Ce changement de statut d’étudiant à salarié constitue, en règle générale, le passage obligatoire, pour qui souhaite, à terme obtenir une carte de résident de 10 ans et ou la nationalité française.

La qualité d’étudiant étranger est en effet temporaire et l’étudiant à vocation, à la fin de ses études, à retourner dans son Etat d’origine. Et il aura fallu attendre la loi du 24 juillet 2006 afin que soit institué, pour la première fois, le droit pour les étudiants étrangers d’obtenir une autorisation provisoire de séjour (APS) – les algériens sont exclus du dispositif de l’APS – afin d’acquérir une expérience professionnelle en France et, qui par la suite, servira à instauré un véritable droit au séjour pour les requérants. En revanche, les étudiants tunisiens et marocains peuvent bénéficier de l’APS.

L’APS est à demander dans les deux mois précédents la fin de validité du titre de séjour étudiant. Elle permet, sous réserve d’avoir obtenu un diplôme français de grade de Master ou figurant sur une liste fixée par arrêté ministériel d’obtenir une autorisation provisoire de séjour de 12 mois non-renouvelable. Cette autorisation permet au demandeur de chercher un emploi ou d'élaborer un projet de création d'entreprise. Il faut noter que l’intérêt de cette autorisation réside principalement dans le fait que la situation de l’emploi n’est pas opposable au requérant.

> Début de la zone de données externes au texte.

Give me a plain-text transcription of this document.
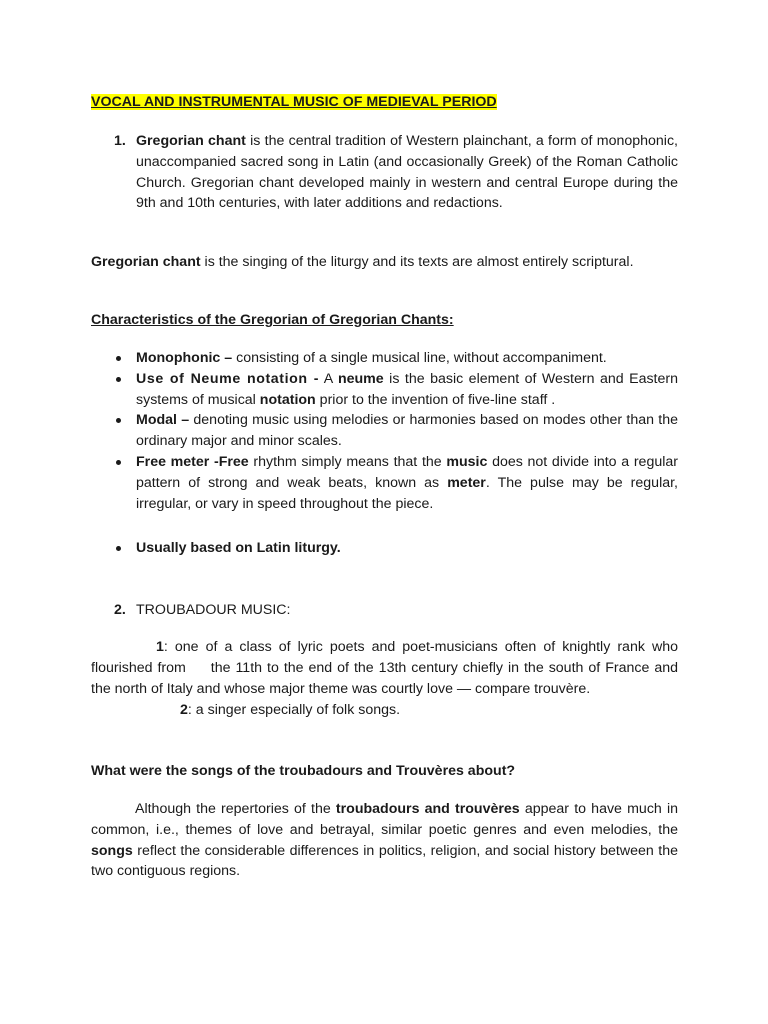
VOCAL AND INSTRUMENTAL MUSIC OF MEDIEVAL PERIOD
1. Gregorian chant is the central tradition of Western plainchant, a form of monophonic, unaccompanied sacred song in Latin (and occasionally Greek) of the Roman Catholic Church. Gregorian chant developed mainly in western and central Europe during the 9th and 10th centuries, with later additions and redactions.

Gregorian chant is the singing of the liturgy and its texts are almost entirely scriptural.

Characteristics of the Gregorian of Gregorian Chants:

Monophonic – consisting of a single musical line, without accompaniment.
Use of Neume notation - A neume is the basic element of Western and Eastern systems of musical notation prior to the invention of five-line staff .
Modal – denoting music using melodies or harmonies based on modes other than the ordinary major and minor scales.
Free meter -Free rhythm simply means that the music does not divide into a regular pattern of strong and weak beats, known as meter. The pulse may be regular, irregular, or vary in speed throughout the piece.
Usually based on Latin liturgy.
2. TROUBADOUR MUSIC:
1: one of a class of lyric poets and poet-musicians often of knightly rank who flourished from     the 11th to the end of the 13th century chiefly in the south of France and the north of Italy and whose major theme was courtly love — compare trouvère.
2: a singer especially of folk songs.

What were the songs of the troubadours and Trouvères about?

Although the repertories of the troubadours and trouvères appear to have much in common, i.e., themes of love and betrayal, similar poetic genres and even melodies, the songs reflect the considerable differences in politics, religion, and social history between the two contiguous regions.
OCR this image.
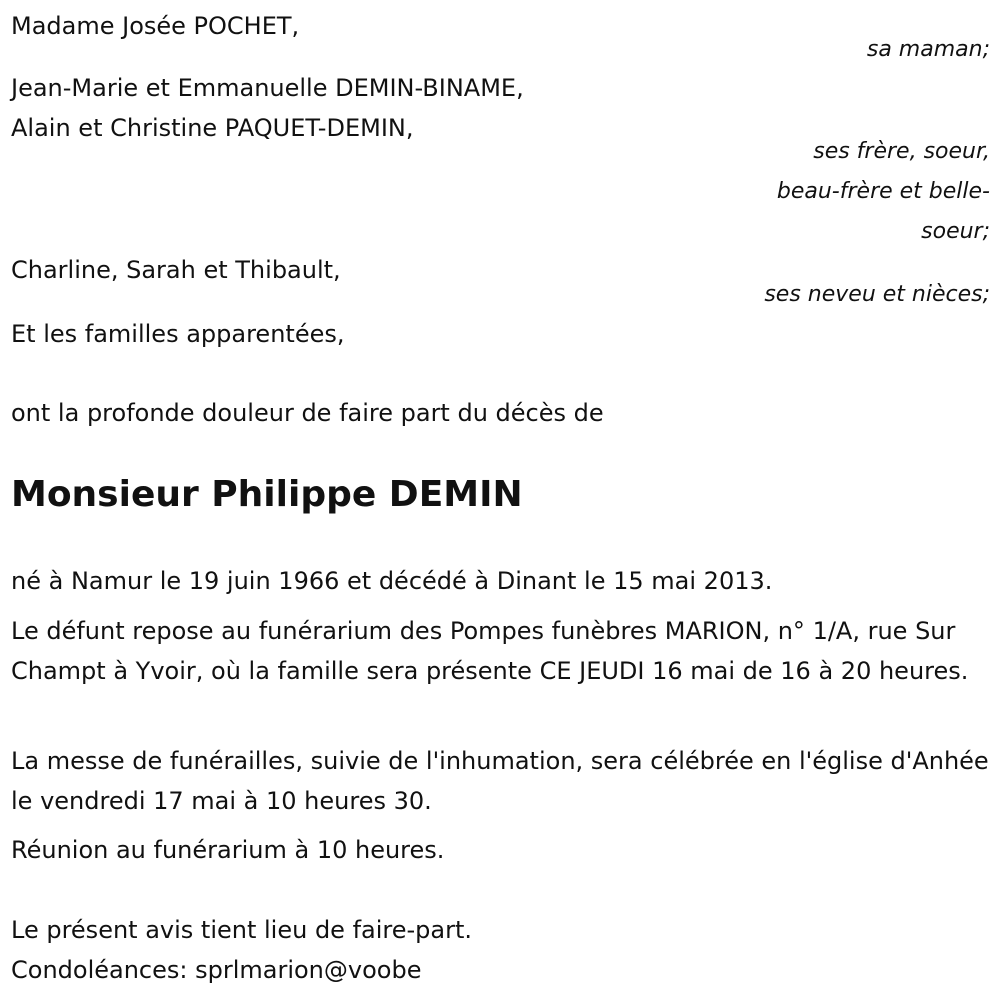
Madame Josée POCHET,
sa maman;
Jean-Marie et Emmanuelle DEMIN-BINAME,
Alain et Christine PAQUET-DEMIN,
ses frère, soeur,
beau-frère et belle-
soeur;
Charline, Sarah et Thibault,
ses neveu et nièces;
Et les familles apparentées,
ont la profonde douleur de faire part du décès de
Monsieur Philippe DEMIN
né à Namur le 19 juin 1966 et décédé à Dinant le 15 mai 2013.
Le défunt repose au funérarium des Pompes funèbres MARION, n° 1/A, rue Sur Champt à Yvoir, où la famille sera présente CE JEUDI 16 mai de 16 à 20 heures.
La messe de funérailles, suivie de l'inhumation, sera célébrée en l'église d'Anhée le vendredi 17 mai à 10 heures 30.
Réunion au funérarium à 10 heures.
Le présent avis tient lieu de faire-part.
Condoléances: sprlmarion@voobe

(Lorsque l’APS est obtenue par l’étudiant, la Direccte peut décider dans quelle mesure cette personne peut travailler. Plusieurs critères sont pris en compte. Le premier consiste en ce que l’emploi soit en relation avec la formation de l’étudiant. Le second en ce que l’emploi soit assorti d’une rémunération supérieure à 1,5 fois le montant du Smic. Aussi, l’offre d’emploi doit être en parfaite adéquation par rapport au profil de l’étudiant : l’entreprise doit justifier cette condition par une lettre de motivation circonstanciée par laquelle elle détaille l’ensemble des compétences du candidat. Elle doit indiquer la ou les raisons qui la motive(nt) à recruter ce candidat plutôt qu’un demandeur d’emploi légalement installé sur le territoire français. Pour conclure, la décision finale revient à la préfecture.)

Le but de cette présentation est d’expliquer, de manière brève et succincte, aux étudiants désirant entamer une procédure de changement de statut réussie comment ne pas tomber dans certains pièges et écueils et comment maximiser de manière optimale leurs chances de succès dans le cadre de cette démarche.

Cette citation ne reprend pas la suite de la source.